Expectativas com a concessão

A concessão da BR-251 à Ecorodovias, formalizada poucos dias após um grave acidente, traz a promessa de intervenções que visam aumentar a segurança na rodovia. Entretanto, a duplicação prevista abrange apenas 42,3 quilômetros, o que representa 12,5% do total de 340 quilômetros da estrada, um fato considerado um paliativo por muitos usuários.

O contrato de concessão, com validade de 30 anos, prevê investimentos significativos, totalizando R$ 13,16 bilhões, com a expectativa de que as melhorias iniciais, como recuperação do pavimento e melhor sinalização, sejam implementadas nos primeiros 24 meses.

Medidas de segurança

As intervenções iniciais incluem a recuperação de trechos críticos e a eliminação de problemas que possam representar riscos à segurança viária. Entre as ações prioritárias, estão a correção de desníveis, reforço da sinalização e melhorias em dispositivos de proteção.

Após a fase inicial, obras estruturais mais abrangentes estão previstas para ocorrer entre o segundo e o décimo ano da concessão, incluindo a ampliação da capacidade da rodovia e a implantação de faixas adicionais.

Trechos de duplicação e faixas adicionais

Os trechos que passarão pela duplicação foram detalhados, com destaque para a Serra de Francisco Sá e o perímetro urbano de Salinas.
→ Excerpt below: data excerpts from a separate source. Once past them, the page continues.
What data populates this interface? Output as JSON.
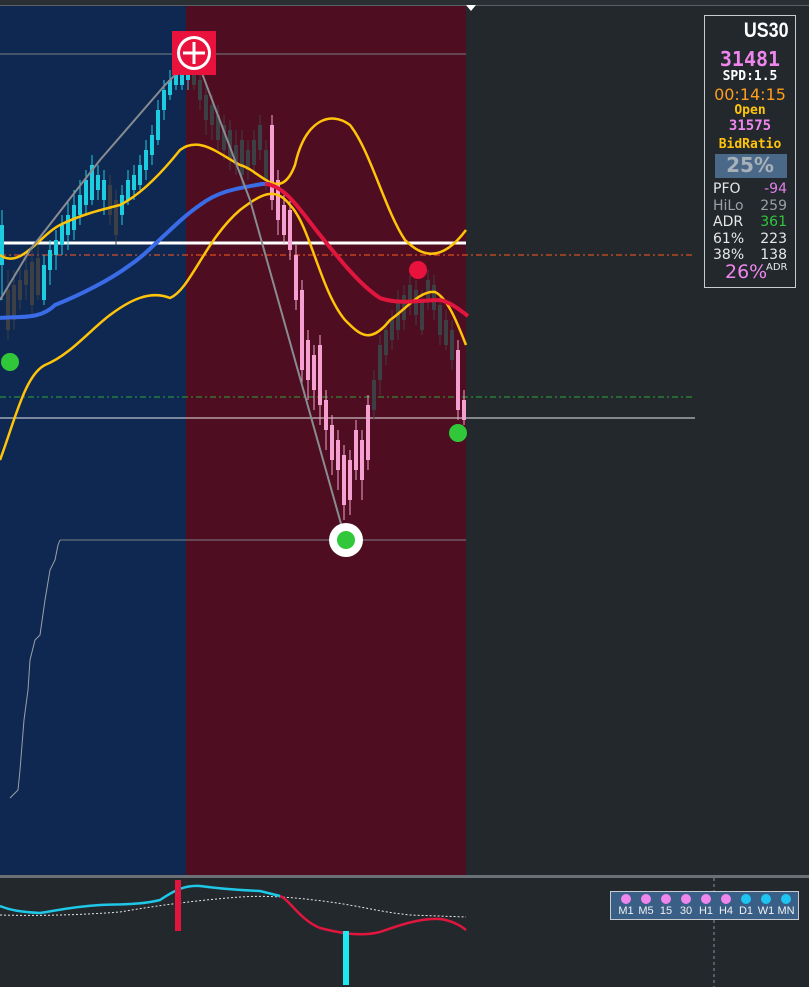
{
  "colors": {
    "background": "#22282c",
    "zone_buy": "#0f2852",
    "zone_sell": "#4e0d20",
    "bull_candle": "#1ecce0",
    "bear_candle": "#f5a0d0",
    "neutral_candle": "#3c3f43",
    "envelope": "#ffc40a",
    "ma_blue": "#3a6ce8",
    "ma_red": "#e0163e",
    "green_dot": "#30c83a",
    "red_dot": "#e8123c",
    "tf_pink": "#ef86ee",
    "tf_cyan": "#1ec5f0"
  },
  "info_panel": {
    "symbol": "US30",
    "price": "31481",
    "spread": "SPD:1.5",
    "timer": "00:14:15",
    "open_label": "Open",
    "open_value": "31575",
    "bid_ratio_label": "BidRatio",
    "bid_ratio_value": "25%",
    "stats": [
      {
        "label": "PFO",
        "value": "-94",
        "label_color": "#e8e8e8",
        "value_color": "#e080e8"
      },
      {
        "label": "HiLo",
        "value": "259",
        "label_color": "#9aa0a6",
        "value_color": "#9aa0a6"
      },
      {
        "label": "ADR",
        "value": "361",
        "label_color": "#e8e8e8",
        "value_color": "#30c83a"
      },
      {
        "label": "61%",
        "value": "223",
        "label_color": "#e8e8e8",
        "value_color": "#e8e8e8"
      },
      {
        "label": "38%",
        "value": "138",
        "label_color": "#e8e8e8",
        "value_color": "#e8e8e8"
      }
    ],
    "adr_pct": "26%",
    "adr_suffix": "ADR"
  },
  "timeframes": [
    {
      "label": "M1",
      "color": "#ef86ee"
    },
    {
      "label": "M5",
      "color": "#ef86ee"
    },
    {
      "label": "15",
      "color": "#ef86ee"
    },
    {
      "label": "30",
      "color": "#ef86ee"
    },
    {
      "label": "H1",
      "color": "#ef86ee"
    },
    {
      "label": "H4",
      "color": "#ef86ee"
    },
    {
      "label": "D1",
      "color": "#1ec5f0"
    },
    {
      "label": "W1",
      "color": "#1ec5f0"
    },
    {
      "label": "MN",
      "color": "#1ec5f0"
    }
  ]
}
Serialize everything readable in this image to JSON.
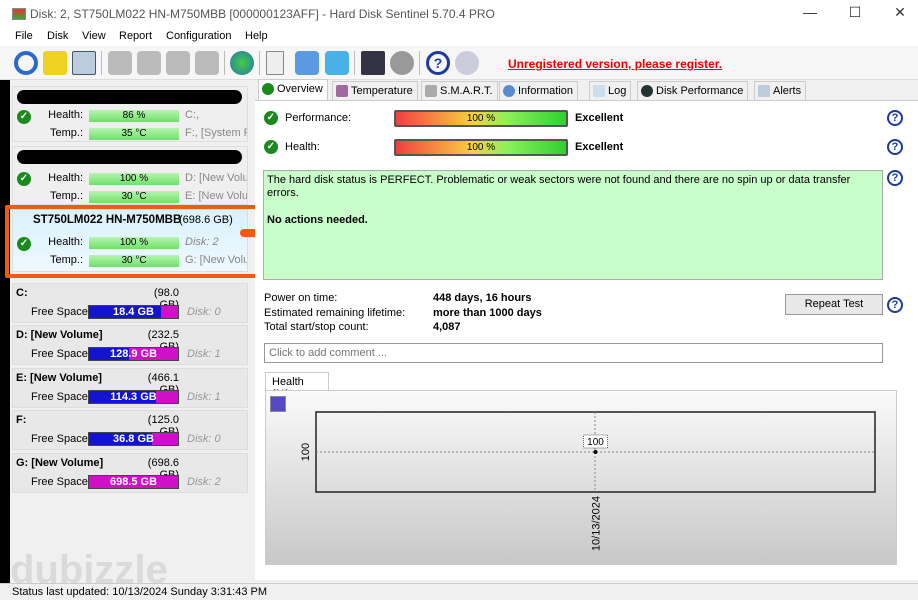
{
  "window": {
    "title": "Disk: 2, ST750LM022 HN-M750MBB [000000123AFF]  -  Hard Disk Sentinel 5.70.4 PRO",
    "minimize": "—",
    "maximize": "☐",
    "close": "✕"
  },
  "menu": [
    "File",
    "Disk",
    "View",
    "Report",
    "Configuration",
    "Help"
  ],
  "toolbar": {
    "icons": [
      "refresh-icon",
      "alert-icon",
      "disk-icon",
      "disk-test-icon",
      "disk-timer-icon",
      "disk-ok-icon",
      "disk-search-icon",
      "globe-disk-icon",
      "report-icon",
      "sync-icon",
      "network-icon",
      "monitor-icon",
      "speaker-icon",
      "help-icon"
    ],
    "unregistered": "Unregistered version, please register."
  },
  "disks": [
    {
      "name": "",
      "health": "86 %",
      "temp": "35 °C",
      "info1": "C:,",
      "info2": "F:,  [System R"
    },
    {
      "name": "",
      "health": "100 %",
      "temp": "30 °C",
      "info1": "D: [New Volu",
      "info2": "E: [New Volur"
    },
    {
      "name": "ST750LM022 HN-M750MBB",
      "size": "(698.6 GB)",
      "health": "100 %",
      "temp": "30 °C",
      "info1": "Disk: 2",
      "info2": "G: [New Volu"
    }
  ],
  "labels": {
    "health": "Health:",
    "temp": "Temp.:",
    "free_space": "Free Space"
  },
  "volumes": [
    {
      "name": "C:",
      "size": "(98.0 GB)",
      "free": "18.4 GB",
      "used_fraction": 0.81,
      "disk": "Disk: 0"
    },
    {
      "name": "D: [New Volume]",
      "size": "(232.5 GB)",
      "free": "128.9 GB",
      "used_fraction": 0.45,
      "disk": "Disk: 1"
    },
    {
      "name": "E: [New Volume]",
      "size": "(466.1 GB)",
      "free": "114.3 GB",
      "used_fraction": 0.75,
      "disk": "Disk: 1"
    },
    {
      "name": "F:",
      "size": "(125.0 GB)",
      "free": "36.8 GB",
      "used_fraction": 0.71,
      "disk": "Disk: 0"
    },
    {
      "name": "G: [New Volume]",
      "size": "(698.6 GB)",
      "free": "698.5 GB",
      "used_fraction": 0.0,
      "disk": "Disk: 2"
    }
  ],
  "tabs": [
    "Overview",
    "Temperature",
    "S.M.A.R.T.",
    "Information",
    "Log",
    "Disk Performance",
    "Alerts"
  ],
  "overview": {
    "performance_label": "Performance:",
    "performance_value": "100 %",
    "performance_rating": "Excellent",
    "health_label": "Health:",
    "health_value": "100 %",
    "health_rating": "Excellent",
    "status_text": "The hard disk status is PERFECT. Problematic or weak sectors were not found and there are no spin up or data transfer errors.",
    "action_text": "No actions needed.",
    "power_on_label": "Power on time:",
    "power_on_value": "448 days, 16 hours",
    "lifetime_label": "Estimated remaining lifetime:",
    "lifetime_value": "more than 1000 days",
    "startstop_label": "Total start/stop count:",
    "startstop_value": "4,087",
    "repeat_test": "Repeat Test",
    "comment_placeholder": "Click to add comment ...",
    "help": "?"
  },
  "chart_data": {
    "type": "line",
    "tab_label": "Health (%)",
    "x": [
      "10/13/2024"
    ],
    "values": [
      100
    ],
    "data_labels": [
      "100"
    ],
    "ytick": "100",
    "grid": true
  },
  "status_bar": "Status last updated: 10/13/2024 Sunday 3:31:43 PM",
  "watermark": "dubizzle",
  "colors": {
    "annotation": "#f05a14",
    "free_space": "#1414d0",
    "used_space": "#d010c8",
    "status_ok": "#c8fcc8",
    "unregistered": "#e00000"
  }
}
Além disso, 136 quilômetros de faixas adicionais serão implantadas em locais críticos, visando aumentar a segurança no trânsito.

Sentimento de insegurança

Apesar das promessas de melhorias, motoristas continuam a relatar um profundo medo ao utilizar a BR-251. A imprudência de outros condutores, somada à condição da rodovia, faz com que muitos acreditem que a duplicação parcial não será suficiente para eliminar os riscos. Caminhoneiros como João Gabriel Novaes Azevedo enfatizam que a solução definitiva seria a duplicação total da rodovia.

Enquanto as obras não avançam, a apreensão dos motoristas persiste, refletindo a realidade preocupante dessa importante via de transporte no estado de Minas Gerais.